Private Ward by Craig Kirchner

Private Ward

Purple lilacs perfume
this clinical purity
with a syrupy air
brown leather straps,
prisoner in a white sea
silver bed pan, ready for escape.

Purple, brown
silver and white
pretenders to reality
clamps of life
and now the Oedipal jolt
of electric love

searing all superfluous
spasming to focus
riveting spinal fluid
to its niche
infinite caps of white sea
constrict anew as room.




Craig Kirchner lives in Jacksonville, Florida and loves storytelling. He has been nominated for the Pushcart three times, and has a book of poetry, Roomful of NavelsHe’s been published in Chiron Review, The Main Street Rag, One Art, Glacial Hill, Writer’s Journal, Abraxas,  Abstract and dozens of other journals.

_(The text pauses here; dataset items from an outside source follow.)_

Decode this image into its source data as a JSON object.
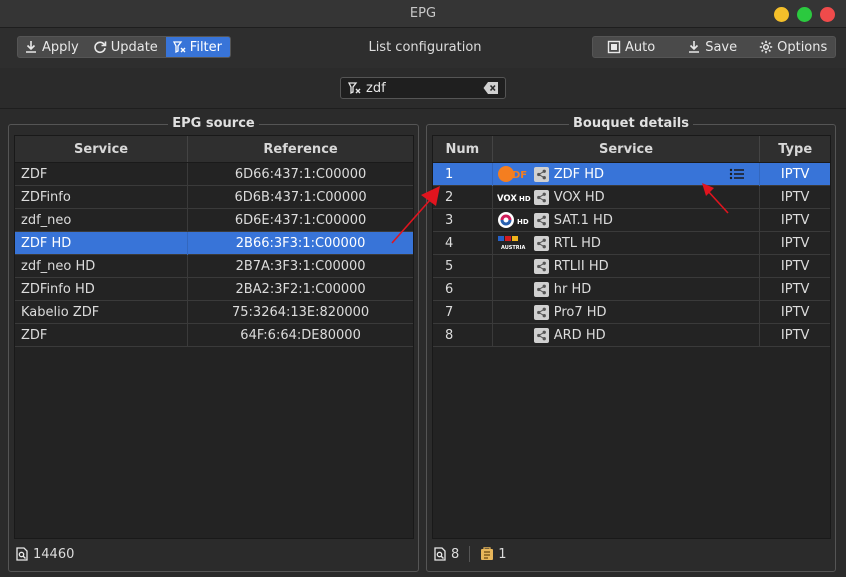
{
  "window": {
    "title": "EPG"
  },
  "toolbar": {
    "apply_label": "Apply",
    "update_label": "Update",
    "filter_label": "Filter",
    "center_label": "List configuration",
    "auto_label": "Auto",
    "save_label": "Save",
    "options_label": "Options"
  },
  "search": {
    "value": "zdf"
  },
  "epg_source": {
    "title": "EPG source",
    "columns": [
      "Service",
      "Reference"
    ],
    "rows": [
      {
        "service": "ZDF",
        "reference": "6D66:437:1:C00000"
      },
      {
        "service": "ZDFinfo",
        "reference": "6D6B:437:1:C00000"
      },
      {
        "service": "zdf_neo",
        "reference": "6D6E:437:1:C00000"
      },
      {
        "service": "ZDF HD",
        "reference": "2B66:3F3:1:C00000",
        "selected": true
      },
      {
        "service": "zdf_neo HD",
        "reference": "2B7A:3F3:1:C00000"
      },
      {
        "service": "ZDFinfo HD",
        "reference": "2BA2:3F2:1:C00000"
      },
      {
        "service": "Kabelio ZDF",
        "reference": "75:3264:13E:820000"
      },
      {
        "service": "ZDF",
        "reference": "64F:6:64:DE80000"
      }
    ],
    "count": "14460"
  },
  "bouquet": {
    "title": "Bouquet details",
    "columns": [
      "Num",
      "Service",
      "Type"
    ],
    "rows": [
      {
        "num": "1",
        "service": "ZDF HD",
        "type": "IPTV",
        "logo": "ZDF",
        "selected": true
      },
      {
        "num": "2",
        "service": "VOX HD",
        "type": "IPTV",
        "logo": "VOX HD"
      },
      {
        "num": "3",
        "service": "SAT.1 HD",
        "type": "IPTV",
        "logo": "HD"
      },
      {
        "num": "4",
        "service": "RTL HD",
        "type": "IPTV",
        "logo": "AUSTRIA"
      },
      {
        "num": "5",
        "service": "RTLII HD",
        "type": "IPTV",
        "logo": ""
      },
      {
        "num": "6",
        "service": "hr HD",
        "type": "IPTV",
        "logo": ""
      },
      {
        "num": "7",
        "service": "Pro7 HD",
        "type": "IPTV",
        "logo": ""
      },
      {
        "num": "8",
        "service": "ARD HD",
        "type": "IPTV",
        "logo": ""
      }
    ],
    "count": "8",
    "secondary_count": "1"
  },
  "colors": {
    "accent": "#3874d8",
    "arrow": "#e0141e"
  },
  "icons": [
    "download-icon",
    "refresh-icon",
    "filter-icon",
    "auto-icon",
    "save-icon",
    "gear-icon",
    "clear-icon",
    "share-icon",
    "list-icon",
    "search-count-icon",
    "bouquet-count-icon"
  ]
}
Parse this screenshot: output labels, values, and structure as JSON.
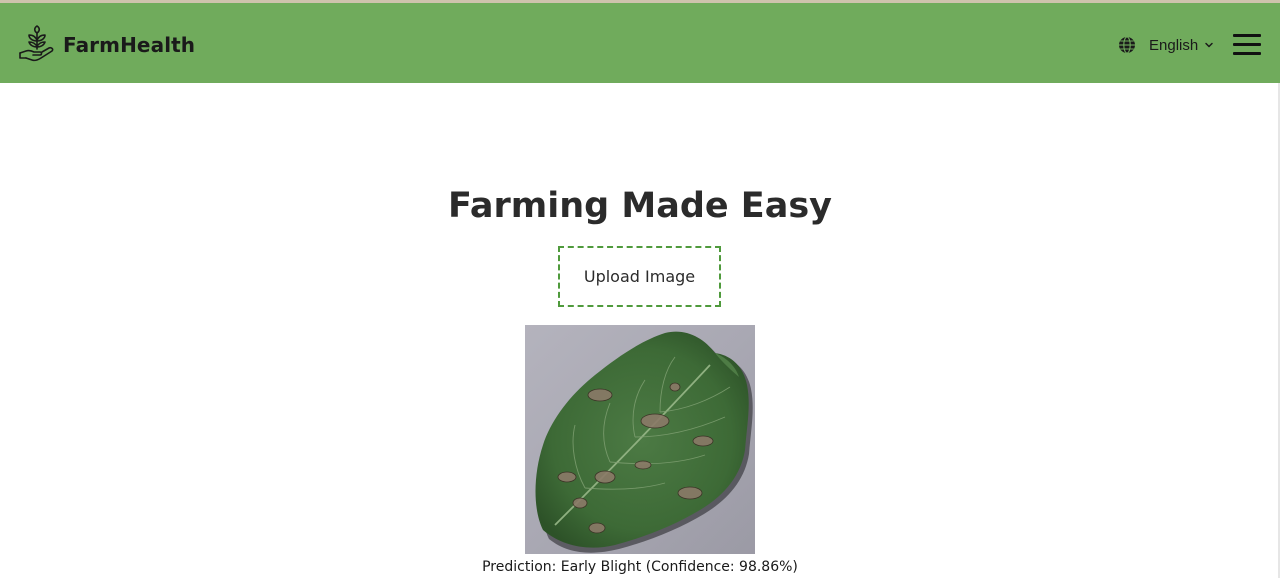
{
  "app": {
    "brand_name": "FarmHealth",
    "brand_color": "#70ab5c"
  },
  "header": {
    "language": {
      "selected": "English",
      "icon": "globe-icon",
      "dropdown_icon": "chevron-down-icon"
    },
    "menu_icon": "hamburger-menu-icon",
    "logo_icon": "plant-in-hand-icon"
  },
  "main": {
    "headline": "Farming Made Easy",
    "upload_button_label": "Upload Image",
    "uploaded_image": {
      "alt": "Potato leaf",
      "icon": "leaf-photo"
    },
    "prediction_text": "Prediction: Early Blight (Confidence: 98.86%)"
  },
  "colors": {
    "navbar_bg": "#70ab5c",
    "upload_border": "#4f9a3c",
    "text_dark": "#2b2b2b"
  }
}
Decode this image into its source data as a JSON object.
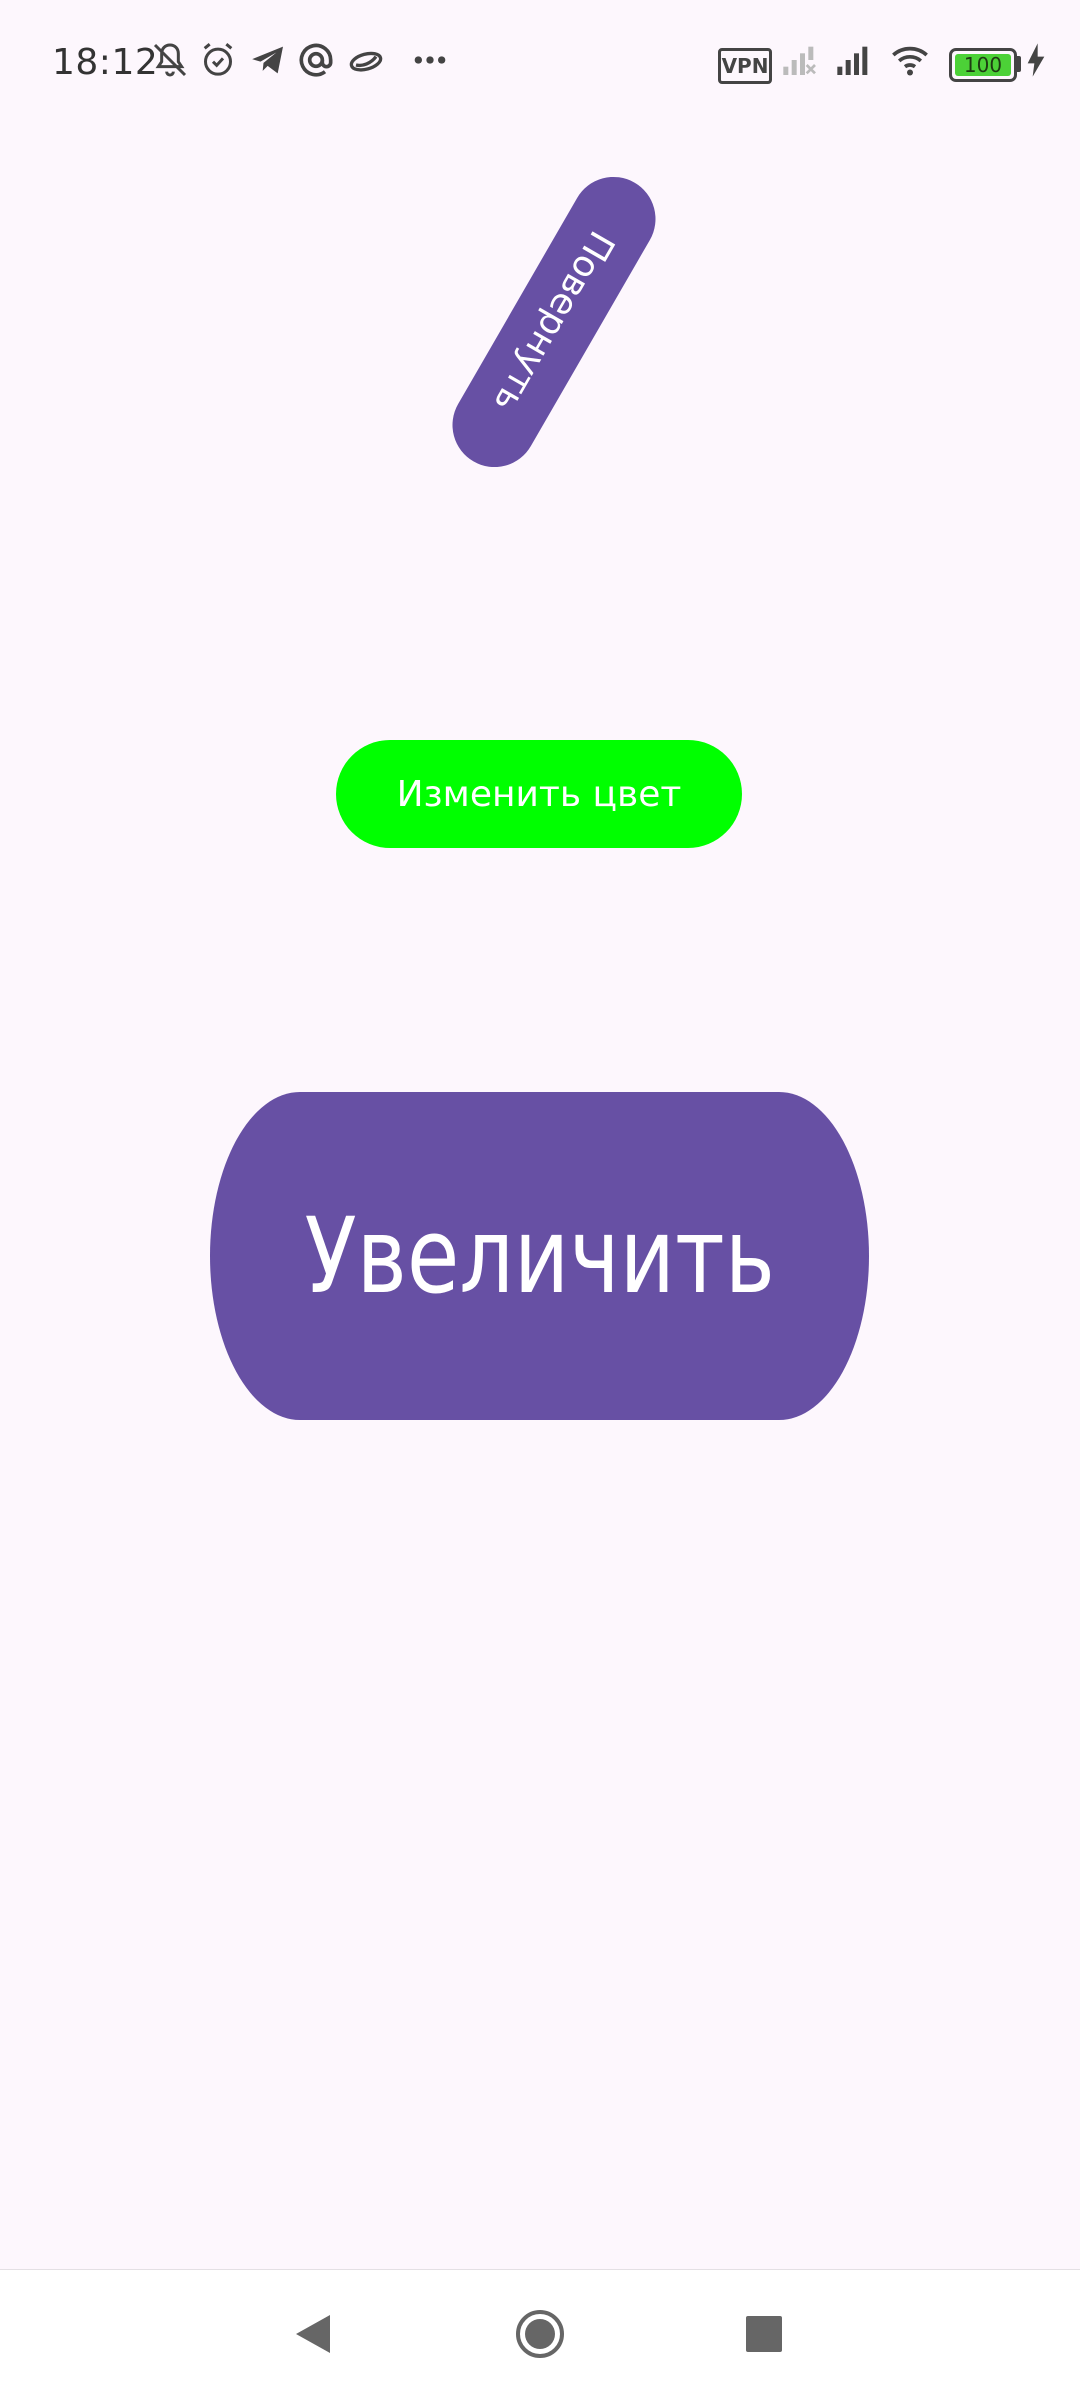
{
  "status_bar": {
    "time": "18:12",
    "vpn_label": "VPN",
    "battery_level": "100",
    "icons": [
      "bell-off-icon",
      "alarm-icon",
      "telegram-icon",
      "at-icon",
      "cloud-icon",
      "more-icon",
      "signal-icon",
      "signal-icon",
      "wifi-icon",
      "battery-icon",
      "charging-icon"
    ]
  },
  "buttons": {
    "rotate_label": "Повернуть",
    "color_label": "Изменить цвет",
    "enlarge_label": "Увеличить"
  },
  "colors": {
    "background": "#fdf7fd",
    "primary": "#6750a4",
    "color_button": "#00ff00",
    "text_on_button": "#ffffff"
  },
  "nav_bar": {
    "icons": [
      "back-icon",
      "home-icon",
      "recent-apps-icon"
    ]
  }
}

The Screen by Bruce Morton

The Screen

Comes the hour of morning
When alpen glue binds gilded
Sunlight to the metallic matrix
That is my screen. The glass
Between me and it reflects
What I daily see. But when light
Is just right there appear palm
And nose prints where skin oil
Has transferred body to pane
Much like lemon-juice ink is
On paper made visible by flame.
Looking through it the world is
Imprinted with secret pictographs.
Someone has looked here before.



Bruce Morton divides his time between Montana and Arizona. He is the author of two poetry collections: Planet Mort (2024) and Simple Arithmetic & Other Artifices (2014). A chapbook, Olive-drab Khaki Blues, is forthcoming from FootHills Publishing. His poems have appeared in numerous online and print venues. He was formerly dean at the Montana State University library.

Polarity by Sanjeev Sethi

Polarity

Our circuits are wired even before we can unravel them.
Cognizant of its temporality, we seek permanence of
sorts. Self-absorption is a constituent of the human
condition. To dismiss the other when it appeases us is 
another of its nuance. Tie-ins that never unfold some-
times run hardy sequences in the mind’s kip. Paucity
in my innermore tableau invites me to a tryst with myself.
Sky wears an unusual robe; it urges me to recast earlier
treatises.



Sanjeev Sethi has authored eight books of poetry. His poems have been published in over thirty-five countries and have appeared in more than 500 journals, anthologies, and online literary venues. He is the joint winner of the Full Fat Collection Competition-Deux, organized by Hedgehog Poetry Press in the UK. He lives in Mumbai, India.